我一直试图理解位操作如何与C和指针一起工作,但没有运气。这是我的问题。我在内存中有8个字节,需要提取前61位并打印。例如:0000 0000 ..... 0010 0111,我需要提取值32(忽略64位的最后3位。)这在C中是如何工作的?我只有一个指向8字节开头的指针。
uint_64_t* myPointer; // already pointing to start of 8bytes
typedef struct Solve{
uint64_t myBytes: 64; // set a field thats equal to 64 bits
}
struct Solve s1;
s1.myBytes = *myPointer>>3; //failed attempt
printf("Bytes are %" PRIu64 "\n", s1.myBytes); // just prints out 0 when should be 32
如果您打算在清除3个低位的情况下打印64位值,请取值并使用除最低3位设置之外的位掩码执行逻辑AND:
uint64_t myvalue = 0x0123456789abcdefULL;
uint64_t masked_value = myvalue & 0xfffffffffffffff8ULL;
printf("Bytes are %" PRIx64 "\n", masked_value );
输出:
Bytes are 123456789abcde8
您需要清除64位变量中的低位3位。既然你对结构字段值的操作感兴趣,我已经包含了这样的例子。
#include <stdio.h>
#include <stdlib.h>
#include <string.h>
#include <inttypes.h>
#define B(x) S_to_binary_(#x)
typedef struct solve{
u_int64_t myBytes: 64; // field that has 64 bits
}Solve;
static inline unsigned long long S_to_binary_(const char *s)
{
unsigned long long i = 0;
while (*s) {
i <<= 1;
i += *s++ - '0';
}
return i;
}
int main(void)
{
u_int64_t mask = ~0; // This will give you 1111...1111
mask = mask<<3; // This will become 1111...1000
Solve * myPointer;
Solve s1; // declare the structure s1
s1.myBytes = B(100111); // init the myBytes to 38 (decimal)

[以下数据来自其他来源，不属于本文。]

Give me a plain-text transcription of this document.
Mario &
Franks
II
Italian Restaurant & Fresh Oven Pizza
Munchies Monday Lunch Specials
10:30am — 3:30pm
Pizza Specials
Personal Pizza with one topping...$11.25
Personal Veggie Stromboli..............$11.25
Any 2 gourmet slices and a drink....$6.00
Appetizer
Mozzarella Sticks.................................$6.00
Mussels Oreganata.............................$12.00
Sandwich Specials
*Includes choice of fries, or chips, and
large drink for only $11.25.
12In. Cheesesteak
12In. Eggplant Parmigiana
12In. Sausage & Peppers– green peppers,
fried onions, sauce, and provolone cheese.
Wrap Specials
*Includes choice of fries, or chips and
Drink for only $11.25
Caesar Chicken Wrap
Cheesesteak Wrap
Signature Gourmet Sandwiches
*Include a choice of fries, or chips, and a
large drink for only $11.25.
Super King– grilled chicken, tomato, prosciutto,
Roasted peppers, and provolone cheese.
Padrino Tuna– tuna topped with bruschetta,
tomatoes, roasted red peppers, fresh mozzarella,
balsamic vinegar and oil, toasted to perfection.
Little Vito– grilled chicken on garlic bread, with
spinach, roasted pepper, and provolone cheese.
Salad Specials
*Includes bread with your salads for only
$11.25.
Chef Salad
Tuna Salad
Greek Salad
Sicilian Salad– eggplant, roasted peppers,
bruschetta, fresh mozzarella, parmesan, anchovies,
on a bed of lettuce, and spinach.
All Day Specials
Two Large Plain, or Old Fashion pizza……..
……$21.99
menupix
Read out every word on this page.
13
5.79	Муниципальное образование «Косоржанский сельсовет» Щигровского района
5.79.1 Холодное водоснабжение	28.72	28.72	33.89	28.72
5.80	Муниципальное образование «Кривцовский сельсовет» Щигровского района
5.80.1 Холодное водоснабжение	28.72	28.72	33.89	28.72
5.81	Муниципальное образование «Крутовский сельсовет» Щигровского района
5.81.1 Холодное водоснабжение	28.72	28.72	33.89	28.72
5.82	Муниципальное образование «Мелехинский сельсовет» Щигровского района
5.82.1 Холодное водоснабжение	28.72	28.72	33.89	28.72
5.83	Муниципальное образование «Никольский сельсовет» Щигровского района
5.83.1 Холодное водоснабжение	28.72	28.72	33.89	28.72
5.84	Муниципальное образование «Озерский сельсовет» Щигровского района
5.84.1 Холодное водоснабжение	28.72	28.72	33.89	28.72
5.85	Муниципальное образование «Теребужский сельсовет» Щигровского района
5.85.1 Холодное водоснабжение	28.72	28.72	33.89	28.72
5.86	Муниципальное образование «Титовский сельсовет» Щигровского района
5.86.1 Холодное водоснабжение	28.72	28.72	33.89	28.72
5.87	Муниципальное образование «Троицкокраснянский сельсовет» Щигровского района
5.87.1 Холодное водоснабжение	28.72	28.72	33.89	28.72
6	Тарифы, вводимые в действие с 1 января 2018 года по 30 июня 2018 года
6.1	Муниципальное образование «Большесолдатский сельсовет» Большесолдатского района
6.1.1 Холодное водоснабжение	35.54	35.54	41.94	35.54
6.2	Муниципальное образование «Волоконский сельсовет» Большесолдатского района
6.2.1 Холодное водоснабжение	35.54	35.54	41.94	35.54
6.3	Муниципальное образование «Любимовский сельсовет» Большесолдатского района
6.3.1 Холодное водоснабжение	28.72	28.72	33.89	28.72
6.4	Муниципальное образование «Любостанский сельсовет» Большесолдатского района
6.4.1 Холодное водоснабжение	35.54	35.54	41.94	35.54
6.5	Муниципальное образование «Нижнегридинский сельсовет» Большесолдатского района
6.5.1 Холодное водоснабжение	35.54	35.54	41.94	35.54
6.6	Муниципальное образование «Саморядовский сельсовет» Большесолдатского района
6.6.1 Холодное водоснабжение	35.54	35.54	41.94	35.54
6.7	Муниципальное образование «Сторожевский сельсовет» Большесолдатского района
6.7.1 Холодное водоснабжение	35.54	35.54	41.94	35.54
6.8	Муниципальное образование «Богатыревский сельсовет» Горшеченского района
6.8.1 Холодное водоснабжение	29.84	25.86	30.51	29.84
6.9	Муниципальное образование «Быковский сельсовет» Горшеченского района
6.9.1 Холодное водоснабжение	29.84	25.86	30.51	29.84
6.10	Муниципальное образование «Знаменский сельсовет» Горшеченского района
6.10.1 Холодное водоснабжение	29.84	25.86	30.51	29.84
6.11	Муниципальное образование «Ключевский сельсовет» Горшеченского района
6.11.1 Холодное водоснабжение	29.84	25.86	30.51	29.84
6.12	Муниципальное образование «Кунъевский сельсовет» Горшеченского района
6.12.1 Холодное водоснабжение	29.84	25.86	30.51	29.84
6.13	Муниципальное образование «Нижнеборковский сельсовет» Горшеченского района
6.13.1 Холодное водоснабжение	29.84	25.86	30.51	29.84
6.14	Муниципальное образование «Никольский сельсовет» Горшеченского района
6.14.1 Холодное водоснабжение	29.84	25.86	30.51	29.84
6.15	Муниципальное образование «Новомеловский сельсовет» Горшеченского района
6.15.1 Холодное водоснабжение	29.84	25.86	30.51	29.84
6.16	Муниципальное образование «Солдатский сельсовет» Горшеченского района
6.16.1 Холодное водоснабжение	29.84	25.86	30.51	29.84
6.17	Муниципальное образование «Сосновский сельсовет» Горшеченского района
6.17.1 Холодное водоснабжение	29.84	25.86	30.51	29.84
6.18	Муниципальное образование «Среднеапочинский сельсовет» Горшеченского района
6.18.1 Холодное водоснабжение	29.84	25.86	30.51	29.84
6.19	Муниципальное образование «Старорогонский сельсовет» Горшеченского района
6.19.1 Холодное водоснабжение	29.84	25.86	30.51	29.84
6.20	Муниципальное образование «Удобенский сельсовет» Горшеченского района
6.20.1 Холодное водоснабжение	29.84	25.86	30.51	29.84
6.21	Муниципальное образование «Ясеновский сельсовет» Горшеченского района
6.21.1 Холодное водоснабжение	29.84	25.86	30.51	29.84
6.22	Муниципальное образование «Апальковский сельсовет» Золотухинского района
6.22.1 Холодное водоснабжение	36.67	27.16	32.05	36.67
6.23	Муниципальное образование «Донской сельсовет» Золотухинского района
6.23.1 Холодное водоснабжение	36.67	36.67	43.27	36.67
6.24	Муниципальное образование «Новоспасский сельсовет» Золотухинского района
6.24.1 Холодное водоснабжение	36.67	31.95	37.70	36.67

printf("Initial value of s1.myBytes is: %lld\n", s1.myBytes);
myPointer = & s1; // cannot take address of bit-field 'myBytes' directly
myPointer->myBytes = (myPointer->myBytes & mask); // change the value of myBytes
printf("Now value of s1.myBytes is: %lld\n\n", s1.myBytes); // print new value
// more testing
uint64_t myvalue1 = 0x0123456789abcdefULL;
uint64_t myvalue = B(100111);
uint64_t masked_value1 = myvalue1 & mask; // This will clear low 3 bits
uint64_t masked_value = myvalue & mask; // This will clear low 3 bits
printf("Bytes are: %" PRIx64 "\n", masked_value1 );
printf("Value is: %lld\n", masked_value );
return 0;
}
输出:
Initial value of s1.myBytes is: 39
Now value of s1.myBytes is: 32
Bytes are: 123456789abcde8
Value is: 32
如果这些例子可以解决您的问题,请告诉我。